Data assimilation (DA) has been widely used in hydrological models to improve model state and subsequent streamflow estimates. However, for poor or non-existent state observations, the state estimation in hydrological DA can be problematic, leading to inaccurate streamflow updates. This study evaluates the soil moisture and flow variations and forecasts by assimilating streamflow and soil moisture. Three approaches of Ensemble Kalman Filter (EnKF) with dual state-parameter estimation are applied: (1) streamflow assimilation, (2) soil moistue assimilation, and (3) combined assimilation of soil moisture and streamflow. The assimilation approaches are evaluated using the Sacramento Soil Moisture Accounting (SAC-SMA) model in the Spencer Creek catchment in southern Ontario, Canada.

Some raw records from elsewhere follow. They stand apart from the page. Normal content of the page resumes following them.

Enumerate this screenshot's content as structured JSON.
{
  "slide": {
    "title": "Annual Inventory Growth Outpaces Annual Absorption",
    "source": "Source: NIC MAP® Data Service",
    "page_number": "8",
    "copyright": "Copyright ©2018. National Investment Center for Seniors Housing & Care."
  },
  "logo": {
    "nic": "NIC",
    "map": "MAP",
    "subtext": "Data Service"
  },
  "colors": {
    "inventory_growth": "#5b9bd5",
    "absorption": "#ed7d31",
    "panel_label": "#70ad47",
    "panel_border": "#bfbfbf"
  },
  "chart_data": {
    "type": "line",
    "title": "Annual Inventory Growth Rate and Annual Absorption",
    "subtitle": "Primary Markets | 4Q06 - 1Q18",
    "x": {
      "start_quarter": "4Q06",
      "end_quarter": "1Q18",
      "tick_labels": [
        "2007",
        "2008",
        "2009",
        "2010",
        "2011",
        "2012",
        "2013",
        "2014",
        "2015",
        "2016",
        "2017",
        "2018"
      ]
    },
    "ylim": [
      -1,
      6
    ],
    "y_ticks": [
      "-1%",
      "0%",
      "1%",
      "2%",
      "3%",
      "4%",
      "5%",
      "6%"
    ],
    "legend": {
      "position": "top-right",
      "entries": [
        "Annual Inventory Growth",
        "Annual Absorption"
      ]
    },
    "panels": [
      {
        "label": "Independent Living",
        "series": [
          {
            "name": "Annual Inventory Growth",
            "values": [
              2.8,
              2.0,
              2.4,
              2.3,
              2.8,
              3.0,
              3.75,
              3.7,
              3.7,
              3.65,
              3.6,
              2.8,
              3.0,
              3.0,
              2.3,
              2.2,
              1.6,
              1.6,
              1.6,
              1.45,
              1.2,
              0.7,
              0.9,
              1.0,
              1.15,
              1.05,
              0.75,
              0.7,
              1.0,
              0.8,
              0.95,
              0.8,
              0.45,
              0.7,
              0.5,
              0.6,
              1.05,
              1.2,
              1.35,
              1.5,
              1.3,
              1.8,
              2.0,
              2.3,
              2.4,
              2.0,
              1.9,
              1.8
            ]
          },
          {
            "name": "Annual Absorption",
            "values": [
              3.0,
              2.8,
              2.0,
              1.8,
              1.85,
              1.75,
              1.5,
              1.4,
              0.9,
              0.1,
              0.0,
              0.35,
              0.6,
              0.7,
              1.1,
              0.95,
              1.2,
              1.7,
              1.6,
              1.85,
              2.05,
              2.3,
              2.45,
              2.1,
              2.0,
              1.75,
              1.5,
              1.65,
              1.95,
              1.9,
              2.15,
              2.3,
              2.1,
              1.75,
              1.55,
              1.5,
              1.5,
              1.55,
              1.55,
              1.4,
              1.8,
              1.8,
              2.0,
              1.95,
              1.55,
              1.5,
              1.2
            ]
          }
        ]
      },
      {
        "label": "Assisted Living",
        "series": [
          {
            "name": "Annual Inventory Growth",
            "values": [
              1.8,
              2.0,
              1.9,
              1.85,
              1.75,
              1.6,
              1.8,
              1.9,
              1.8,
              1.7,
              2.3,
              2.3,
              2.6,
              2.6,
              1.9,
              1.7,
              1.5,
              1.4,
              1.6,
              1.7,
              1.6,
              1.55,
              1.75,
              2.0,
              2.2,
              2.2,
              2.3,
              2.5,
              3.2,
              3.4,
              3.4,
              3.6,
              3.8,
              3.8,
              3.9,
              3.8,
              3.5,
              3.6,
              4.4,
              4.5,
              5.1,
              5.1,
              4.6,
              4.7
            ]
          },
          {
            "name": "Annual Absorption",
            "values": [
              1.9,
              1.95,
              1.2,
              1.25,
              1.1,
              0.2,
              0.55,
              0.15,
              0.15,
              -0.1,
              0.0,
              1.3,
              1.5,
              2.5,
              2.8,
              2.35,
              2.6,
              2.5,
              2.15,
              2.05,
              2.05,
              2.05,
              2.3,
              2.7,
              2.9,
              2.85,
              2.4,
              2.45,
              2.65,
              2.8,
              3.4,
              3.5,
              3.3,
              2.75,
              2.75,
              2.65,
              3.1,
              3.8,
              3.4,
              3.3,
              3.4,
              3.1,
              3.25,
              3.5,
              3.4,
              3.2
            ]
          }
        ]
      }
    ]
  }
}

The results show that there are significant differences in soil moisture variations and streamflow estimates when the three assimilation approaches were applied. In the streamflow assimilation, soil moisture states were markedly distorted, particularly soil moisture of lower soil layer; whereas, in the soil moisture assimilation, streamflow estimates are inaccurate. The combined assimilation of streamflow and soil moisture provides more accurate forecasts of both soil moisture and streamflow, particularly for shorter lead times. The combined approach has the flexibility to account for model adjustment through the time variation of parameters together with state variables when soil moisture and streamflow observations are integrated into the assimilation procedure. This evaluation is important for the application of DA methods to simultaneously estimate soil moisture states and watershed response and forecasts.